I know that most gardeners and gourmands wait eagerly for the first home grown tomato of the season. I get that, I really do, but a fresh tomato does nothing for me. While I love slow simmered tomato sauces redolent with herbs, I don’t like fresh tomatoes. My husband tells me I am weird and unAmerican but I can’t help it.
The first cucumber, however is another story. Small and crisp, almost seedless, crunchy and moist, cucumbers say summer to me. I love them with cottage cheese, in a cream cheese and cucumber sandwich, and my BLT becomes a BLC. Perfect in salads, with tuna and mayonnaise, I am in Heaven.
We have a prolific vine in a pot beside our house and another hill in the raised bed we garden down the street. My husband, noting the number of fresh picked cucumbers, said, “Maybe you can make some refrigerator pickles, I’m sure you won’t eat all of those.”
My silent reply was, “Watch me!” Followed by, “Who wants pickles?” well of course he does. I had a cucumber for lunch and plan to incorporate more into my dinner menu. My other garden favorites are green onions, tender leaf lettuce, and long slender green beans that I barely cook.
When we were first married, he followed his mother’s footsteps by planting and tilling a huge garden. He ran the tiller down the rows, wiping out my tender baby lettuce. To me this was a big deal. In Edmonton , Kentucky in those days there was no leaf lettuce for sale, only tasteless iceberg. His rows of tomatoes, I picked and canned, breaking out in a rash every time I touched the vines. Ugh!

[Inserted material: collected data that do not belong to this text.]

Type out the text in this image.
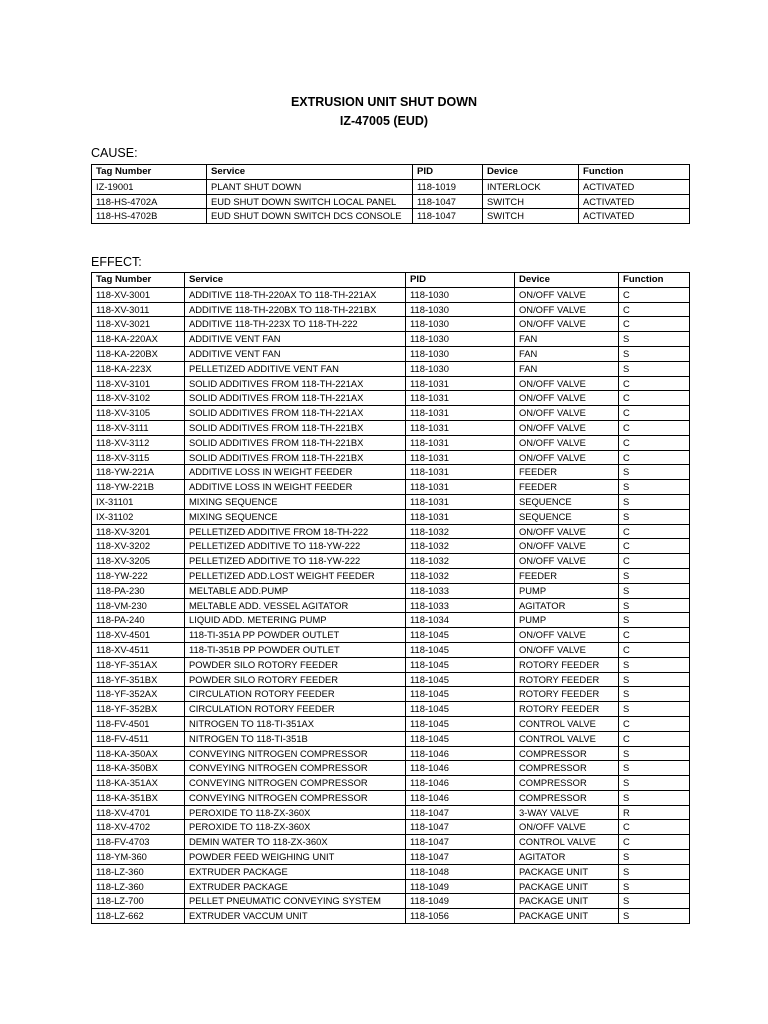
EXTRUSION UNIT SHUT DOWN
IZ-47005 (EUD)
CAUSE:
Tag Number	Service	PID	Device	Function
IZ-19001	PLANT SHUT DOWN	118-1019	INTERLOCK	ACTIVATED
118-HS-4702A	EUD SHUT DOWN SWITCH LOCAL PANEL	118-1047	SWITCH	ACTIVATED
118-HS-4702B	EUD SHUT DOWN SWITCH DCS CONSOLE	118-1047	SWITCH	ACTIVATED
EFFECT:
Tag Number	Service	PID	Device	Function
118-XV-3001	ADDITIVE 118-TH-220AX TO 118-TH-221AX	118-1030	ON/OFF VALVE	C
118-XV-3011	ADDITIVE 118-TH-220BX TO 118-TH-221BX	118-1030	ON/OFF VALVE	C
118-XV-3021	ADDITIVE 118-TH-223X TO 118-TH-222	118-1030	ON/OFF VALVE	C
118-KA-220AX	ADDITIVE VENT FAN	118-1030	FAN	S
118-KA-220BX	ADDITIVE VENT FAN	118-1030	FAN	S
118-KA-223X	PELLETIZED ADDITIVE VENT FAN	118-1030	FAN	S
118-XV-3101	SOLID ADDITIVES FROM 118-TH-221AX	118-1031	ON/OFF VALVE	C
118-XV-3102	SOLID ADDITIVES FROM 118-TH-221AX	118-1031	ON/OFF VALVE	C
118-XV-3105	SOLID ADDITIVES FROM 118-TH-221AX	118-1031	ON/OFF VALVE	C
118-XV-3111	SOLID ADDITIVES FROM 118-TH-221BX	118-1031	ON/OFF VALVE	C
118-XV-3112	SOLID ADDITIVES FROM 118-TH-221BX	118-1031	ON/OFF VALVE	C
118-XV-3115	SOLID ADDITIVES FROM 118-TH-221BX	118-1031	ON/OFF VALVE	C
118-YW-221A	ADDITIVE LOSS IN WEIGHT FEEDER	118-1031	FEEDER	S
118-YW-221B	ADDITIVE LOSS IN WEIGHT FEEDER	118-1031	FEEDER	S
IX-31101	MIXING SEQUENCE	118-1031	SEQUENCE	S
IX-31102	MIXING SEQUENCE	118-1031	SEQUENCE	S
118-XV-3201	PELLETIZED ADDITIVE FROM 18-TH-222	118-1032	ON/OFF VALVE	C
118-XV-3202	PELLETIZED ADDITIVE TO 118-YW-222	118-1032	ON/OFF VALVE	C
118-XV-3205	PELLETIZED ADDITIVE TO 118-YW-222	118-1032	ON/OFF VALVE	C
118-YW-222	PELLETIZED ADD.LOST WEIGHT FEEDER	118-1032	FEEDER	S
118-PA-230	MELTABLE ADD.PUMP	118-1033	PUMP	S
118-VM-230	MELTABLE ADD. VESSEL AGITATOR	118-1033	AGITATOR	S
118-PA-240	LIQUID ADD. METERING PUMP	118-1034	PUMP	S
118-XV-4501	118-TI-351A PP POWDER OUTLET	118-1045	ON/OFF VALVE	C
118-XV-4511	118-TI-351B PP POWDER OUTLET	118-1045	ON/OFF VALVE	C
118-YF-351AX	POWDER SILO ROTORY FEEDER	118-1045	ROTORY FEEDER	S
118-YF-351BX	POWDER SILO ROTORY FEEDER	118-1045	ROTORY FEEDER	S
118-YF-352AX	CIRCULATION ROTORY FEEDER	118-1045	ROTORY FEEDER	S
118-YF-352BX	CIRCULATION ROTORY FEEDER	118-1045	ROTORY FEEDER	S
118-FV-4501	NITROGEN TO 118-TI-351AX	118-1045	CONTROL VALVE	C
118-FV-4511	NITROGEN TO 118-TI-351B	118-1045	CONTROL VALVE	C
118-KA-350AX	CONVEYING NITROGEN COMPRESSOR	118-1046	COMPRESSOR	S
118-KA-350BX	CONVEYING NITROGEN COMPRESSOR	118-1046	COMPRESSOR	S
118-KA-351AX	CONVEYING NITROGEN COMPRESSOR	118-1046	COMPRESSOR	S
118-KA-351BX	CONVEYING NITROGEN COMPRESSOR	118-1046	COMPRESSOR	S
118-XV-4701	PEROXIDE TO 118-ZX-360X	118-1047	3-WAY VALVE	R
118-XV-4702	PEROXIDE TO 118-ZX-360X	118-1047	ON/OFF VALVE	C
118-FV-4703	DEMIN WATER TO 118-ZX-360X	118-1047	CONTROL VALVE	C
118-YM-360	POWDER FEED WEIGHING UNIT	118-1047	AGITATOR	S
118-LZ-360	EXTRUDER PACKAGE	118-1048	PACKAGE UNIT	S
118-LZ-360	EXTRUDER PACKAGE	118-1049	PACKAGE UNIT	S
118-LZ-700	PELLET PNEUMATIC CONVEYING SYSTEM	118-1049	PACKAGE UNIT	S
118-LZ-662	EXTRUDER VACCUM UNIT	118-1056	PACKAGE UNIT	S
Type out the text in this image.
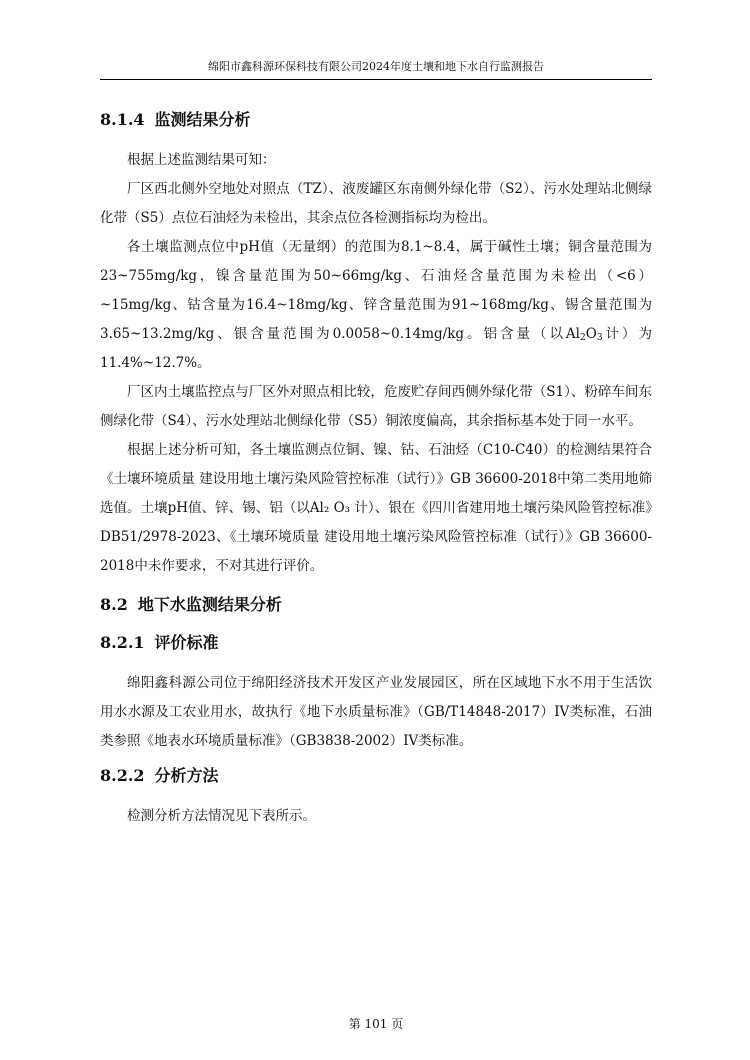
绵阳市鑫科源环保科技有限公司2024年度土壤和地下水自行监测报告
8.1.4 监测结果分析

根据上述监测结果可知：

厂区西北侧外空地处对照点（TZ）、液废罐区东南侧外绿化带（S2）、污水处理站北侧绿化带（S5）点位石油烃为未检出，其余点位各检测指标均为检出。

各土壤监测点位中pH值（无量纲）的范围为8.1~8.4，属于碱性土壤；铜含量范围为23~755mg/kg，镍含量范围为50~66mg/kg、石油烃含量范围为未检出（<6）~15mg/kg、钴含量为16.4~18mg/kg、锌含量范围为91~168mg/kg、锡含量范围为3.65~13.2mg/kg、银含量范围为0.0058~0.14mg/kg。铝含量（以$Al_2O_3$计）为11.4%~12.7%。

厂区内土壤监控点与厂区外对照点相比较，危废贮存间西侧外绿化带（S1）、粉碎车间东侧绿化带（S4）、污水处理站北侧绿化带（S5）铜浓度偏高，其余指标基本处于同一水平。

根据上述分析可知，各土壤监测点位铜、镍、钴、石油烃（C10-C40）的检测结果符合《土壤环境质量 建设用地土壤污染风险管控标准（试行）》GB 36600-2018中第二类用地筛选值。土壤pH值、锌、锡、铝（以Al₂ O₃ 计）、银在《四川省建用地土壤污染风险管控标准》DB51/2978-2023、《土壤环境质量 建设用地土壤污染风险管控标准（试行）》GB 36600-2018中未作要求，不对其进行评价。

8.2 地下水监测结果分析
8.2.1 评价标准

绵阳鑫科源公司位于绵阳经济技术开发区产业发展园区，所在区域地下水不用于生活饮用水水源及工农业用水，故执行《地下水质量标准》（GB/T14848-2017）IV类标准，石油类参照《地表水环境质量标准》（GB3838-2002）IV类标准。

8.2.2 分析方法

检测分析方法情况见下表所示。

第 101 页
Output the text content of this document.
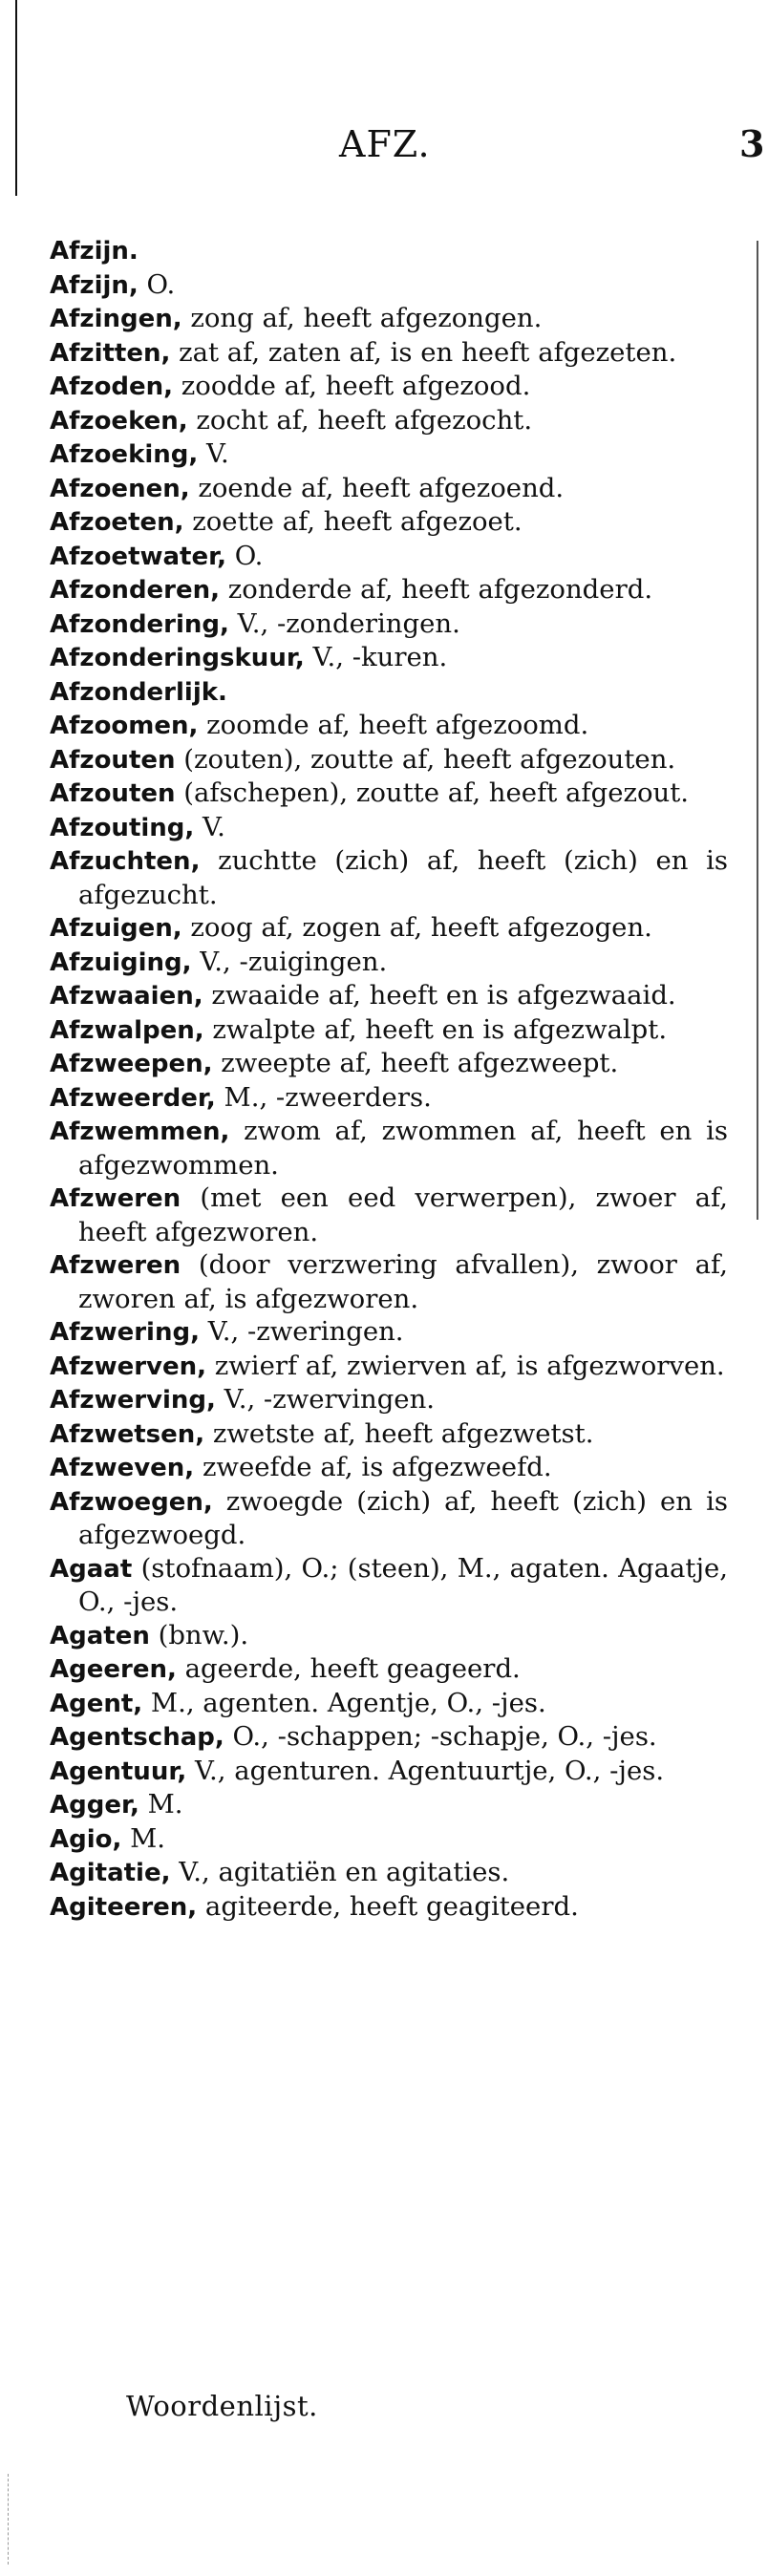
AFZ.	3

Afzijn.

Afzijn, O.

Afzingen, zong af, heeft afgezongen.

Afzitten, zat af, zaten af, is en heeft afgezeten.

Afzoden, zoodde af, heeft afgezood.

Afzoeken, zocht af, heeft afgezocht.

Afzoeking, V.

Afzoenen, zoende af, heeft afgezoend.

Afzoeten, zoette af, heeft afgezoet.

Afzoetwater, O.

Afzonderen, zonderde af, heeft afgezonderd.

Afzondering, V., -zonderingen.

Afzonderingskuur, V., -kuren.

Afzonderlijk.

Afzoomen, zoomde af, heeft afgezoomd.

Afzouten (zouten), zoutte af, heeft afgezouten.

Afzouten (afschepen), zoutte af, heeft afgezout.

Afzouting, V.

Afzuchten, zuchtte (zich) af, heeft (zich) en is afgezucht.

Afzuigen, zoog af, zogen af, heeft afgezogen.

Afzuiging, V., -zuigingen.

Afzwaaien, zwaaide af, heeft en is afgezwaaid.

Afzwalpen, zwalpte af, heeft en is afgezwalpt.

Afzweepen, zweepte af, heeft afgezweept.

Afzweerder, M., -zweerders.

Afzwemmen, zwom af, zwommen af, heeft en is afgezwommen.

Afzweren (met een eed verwerpen), zwoer af, heeft afgezworen.

Afzweren (door verzwering afvallen), zwoor af, zworen af, is afgezworen.

Afzwering, V., -zweringen.

Afzwerven, zwierf af, zwierven af, is afgezworven.

Afzwerving, V., -zwervingen.

Afzwetsen, zwetste af, heeft afgezwetst.

Afzweven, zweefde af, is afgezweefd.

Afzwoegen, zwoegde (zich) af, heeft (zich) en is afgezwoegd.

Agaat (stofnaam), O.; (steen), M., agaten. Agaatje, O., -jes.

Agaten (bnw.).

Ageeren, ageerde, heeft geageerd.

Agent, M., agenten. Agentje, O., -jes.

Agentschap, O., -schappen; -schapje, O., -jes.

Agentuur, V., agenturen. Agentuurtje, O., -jes.

Agger, M.

Agio, M.

Agitatie, V., agitatiën en agitaties.

Agiteeren, agiteerde, heeft geagiteerd.

Woordenlijst.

Life got busier and I ended up planting and tending the garden, much smaller now with compost and newspaper fighting off the weeds. I was doing “square foot gardening” before the book came out. My favorite tender lettuce, spinach, Swiss chard, beets, beans, snow peas and of course cucumbers. I grew honeydew melons—so yummy. And of course I grew tomatoes, Roma types were the easiest for freezing and canning for winter soups and stews. I didn’t garden very much during our full time horse farm years, no time, but I still tried to have a bit of fresh lettuce. So now in our tiny yard I still have a pot of cucumbers and a bed of lettuce, not to mention oregano, basil, mint, sage, tarragon, rosemary, chives, thyme and summer savory.
I just had lunch and now I’m hungry again thinking of the garden goodness. Long live the cucumber.